At the same time, the 19% share of Israeli VC fund investments was low in comparison with the 30% average of the past six years, but it did show a slight improvement from the prior three quarters when the average share was 16%.
In the third quarter of 2014, first investments accounted for 43% of total Israeli VC investments, compared with 27% in the third quarter of 2013 and 35% in the second quarter of 2014.
In the first three quarters of 2014, Israeli VC funds invested $383 million (17%) in Israeli high-tech companies, down 9% from $421 million (27%) in the first three quarters of 2013. The Israeli VC fund share of 17% was the lowest in a decade and compared with an average of 32% for the January through September period in the past six years.

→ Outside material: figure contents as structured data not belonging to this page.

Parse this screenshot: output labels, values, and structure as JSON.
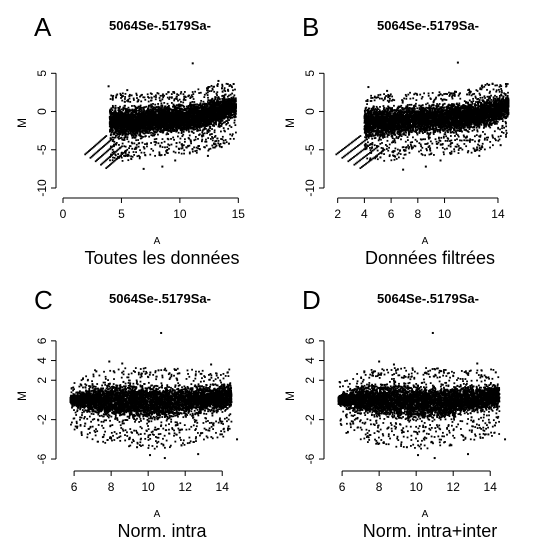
{
  "chart_data": [
    {
      "type": "scatter",
      "panel_letter": "A",
      "title": "5064Se-.5179Sa-",
      "xlabel": "A",
      "ylabel": "M",
      "caption": "Toutes les données",
      "xlim": [
        0,
        16
      ],
      "ylim": [
        -10,
        7
      ],
      "xticks": [
        0,
        5,
        10,
        15
      ],
      "yticks": [
        -10,
        -5,
        0,
        5
      ],
      "cloud": [
        {
          "x": 4.0,
          "ylo": -4.2,
          "yhi": 1.2
        },
        {
          "x": 6.0,
          "ylo": -4.0,
          "yhi": 1.2
        },
        {
          "x": 8.0,
          "ylo": -3.4,
          "yhi": 1.3
        },
        {
          "x": 10.0,
          "ylo": -3.2,
          "yhi": 1.4
        },
        {
          "x": 12.0,
          "ylo": -3.0,
          "yhi": 1.8
        },
        {
          "x": 13.5,
          "ylo": -2.4,
          "yhi": 2.6
        },
        {
          "x": 14.8,
          "ylo": -1.0,
          "yhi": 2.4
        }
      ],
      "stripes": true,
      "outliers": [
        [
          11.1,
          6.3
        ],
        [
          3.9,
          3.3
        ],
        [
          13.3,
          4.0
        ],
        [
          8.5,
          -7.2
        ],
        [
          6.9,
          -7.5
        ],
        [
          4.8,
          -6.0
        ],
        [
          12.4,
          -5.8
        ],
        [
          14.2,
          -4.2
        ],
        [
          9.6,
          -6.4
        ],
        [
          5.5,
          2.8
        ],
        [
          14.6,
          3.6
        ]
      ]
    },
    {
      "type": "scatter",
      "panel_letter": "B",
      "title": "5064Se-.5179Sa-",
      "xlabel": "A",
      "ylabel": "M",
      "caption": "Données filtrées",
      "xlim": [
        1.5,
        15.5
      ],
      "ylim": [
        -10,
        7
      ],
      "xticks": [
        2,
        4,
        6,
        8,
        10,
        14
      ],
      "yticks": [
        -10,
        -5,
        0,
        5
      ],
      "cloud": [
        {
          "x": 4.0,
          "ylo": -4.2,
          "yhi": 1.2
        },
        {
          "x": 6.0,
          "ylo": -4.0,
          "yhi": 1.2
        },
        {
          "x": 8.0,
          "ylo": -3.4,
          "yhi": 1.3
        },
        {
          "x": 10.0,
          "ylo": -3.2,
          "yhi": 1.4
        },
        {
          "x": 12.0,
          "ylo": -3.0,
          "yhi": 1.8
        },
        {
          "x": 13.5,
          "ylo": -2.4,
          "yhi": 2.6
        },
        {
          "x": 14.8,
          "ylo": -1.0,
          "yhi": 2.4
        }
      ],
      "stripes": true,
      "outliers": [
        [
          11.0,
          6.4
        ],
        [
          4.3,
          3.2
        ],
        [
          13.6,
          3.6
        ],
        [
          8.6,
          -7.2
        ],
        [
          6.9,
          -7.6
        ],
        [
          5.2,
          -6.0
        ],
        [
          12.6,
          -5.8
        ],
        [
          14.2,
          -4.4
        ],
        [
          9.7,
          -6.4
        ],
        [
          5.7,
          2.7
        ],
        [
          14.6,
          3.6
        ]
      ]
    },
    {
      "type": "scatter",
      "panel_letter": "C",
      "title": "5064Se-.5179Sa-",
      "xlabel": "A",
      "ylabel": "M",
      "caption": "Norm. intra",
      "xlim": [
        5.4,
        15.5
      ],
      "ylim": [
        -6.2,
        7
      ],
      "xticks": [
        6,
        8,
        10,
        12,
        14
      ],
      "yticks": [
        -6,
        -2,
        2,
        4,
        6
      ],
      "cloud": [
        {
          "x": 5.8,
          "ylo": -0.6,
          "yhi": 0.6
        },
        {
          "x": 7.0,
          "ylo": -1.8,
          "yhi": 1.8
        },
        {
          "x": 8.5,
          "ylo": -2.3,
          "yhi": 2.1
        },
        {
          "x": 10.0,
          "ylo": -2.6,
          "yhi": 2.1
        },
        {
          "x": 11.5,
          "ylo": -2.4,
          "yhi": 2.0
        },
        {
          "x": 13.0,
          "ylo": -1.7,
          "yhi": 1.8
        },
        {
          "x": 14.5,
          "ylo": -1.2,
          "yhi": 2.0
        }
      ],
      "stripes": false,
      "outliers": [
        [
          10.7,
          6.8
        ],
        [
          7.9,
          3.9
        ],
        [
          8.6,
          3.7
        ],
        [
          13.4,
          3.6
        ],
        [
          14.3,
          2.8
        ],
        [
          10.1,
          -5.6
        ],
        [
          10.9,
          -5.9
        ],
        [
          12.7,
          -5.5
        ],
        [
          9.4,
          -4.8
        ],
        [
          11.8,
          -4.6
        ],
        [
          13.9,
          -3.5
        ],
        [
          14.8,
          -4.0
        ],
        [
          7.2,
          2.9
        ],
        [
          6.6,
          -2.4
        ]
      ]
    },
    {
      "type": "scatter",
      "panel_letter": "D",
      "title": "5064Se-.5179Sa-",
      "xlabel": "A",
      "ylabel": "M",
      "caption": "Norm. intra+inter",
      "xlim": [
        5.4,
        15.5
      ],
      "ylim": [
        -6.2,
        7
      ],
      "xticks": [
        6,
        8,
        10,
        12,
        14
      ],
      "yticks": [
        -6,
        -2,
        2,
        4,
        6
      ],
      "cloud": [
        {
          "x": 5.8,
          "ylo": -0.6,
          "yhi": 0.6
        },
        {
          "x": 7.0,
          "ylo": -1.8,
          "yhi": 1.8
        },
        {
          "x": 8.5,
          "ylo": -2.3,
          "yhi": 2.1
        },
        {
          "x": 10.0,
          "ylo": -2.6,
          "yhi": 2.1
        },
        {
          "x": 11.5,
          "ylo": -2.4,
          "yhi": 2.0
        },
        {
          "x": 13.0,
          "ylo": -1.7,
          "yhi": 1.8
        },
        {
          "x": 14.5,
          "ylo": -1.2,
          "yhi": 2.0
        }
      ],
      "stripes": false,
      "outliers": [
        [
          10.9,
          6.8
        ],
        [
          8.0,
          3.9
        ],
        [
          8.8,
          3.6
        ],
        [
          13.3,
          3.7
        ],
        [
          14.3,
          2.8
        ],
        [
          10.1,
          -5.6
        ],
        [
          11.0,
          -5.9
        ],
        [
          12.8,
          -5.5
        ],
        [
          9.5,
          -4.8
        ],
        [
          11.9,
          -4.6
        ],
        [
          13.9,
          -3.5
        ],
        [
          14.8,
          -4.0
        ],
        [
          7.2,
          2.9
        ],
        [
          6.6,
          -2.4
        ]
      ]
    }
  ]
}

Ofer Sela, a partner in KPMG Somekh Chaikin’s Technology group, said, “The US capital markets continue to be a major driver of greater venture capital investment, with substantial funds being directed to revenue growth companies. Financing rounds are being led by foreign investors including corporate VCs from the US and China, which are evaluating investments on strategic as well as financial levels. Locally based VCs are focusing on early-stage companies, playing a major role in defining products and solutions. This role continues to be a critical one in the local eco-system.
“Transaction volume in 2014 is a strong indicator of the maturity and global interest in Israel’s technology industry. In order to maintain this trend, we believe that the Israeli Government should intervene in order to allow Israeli institutional investors to participate in the technology industry as limited partners in local venture capital funds.”
“In the third quarter of 2014, the Internet sector led investments with 40 companies accounting for $213 million, or 30% of total capital raised. This was the second largest amount raised by Internet companies in six years and significantly higher than the $149 million (16%) attracted by 49 companies in the second quarter of 2014 and the $181 million (27%) raised by 47 companies in the third quarter of 2013.
In the first three quarters of 2014, Internet companies continued to lead capital raising and accounted for $622 million (27%), the largest amount raised by the Internet sector in a three-quarter period since 2009. This compared with $337 million raised in the first three quarters of 2013 (when the sector led all investments with a 22% share) and $258 million (19%) in the first three quarters of 2012.
In the third quarter of 2014, seed companies attracted $60 million or 9% of capital raised, a welcome increase from the 4% and 3% in the second quarter of 2014 and the third quarter of 2013, respectively.
In the first three quarters of 2014, late stage companies accounted for $954 million or 41% of total capital raised, while seed companies raised $135 million or 6% of capital.
The survey reviews capital raised by Israeli high-tech companies from Israeli and foreign venture capital funds as well as other investors, such as investment companies, corporate investors, incubators and angels. It is based on reports from 93 investors, of which 40 were Israeli VC management companies and 53 were other entities.
The survey covered total investment in the Israeli venture capital sector, including both VC-backed rounds where at least one investor participating in the round was a VC fund, as well as deals not backed by venture capital funds.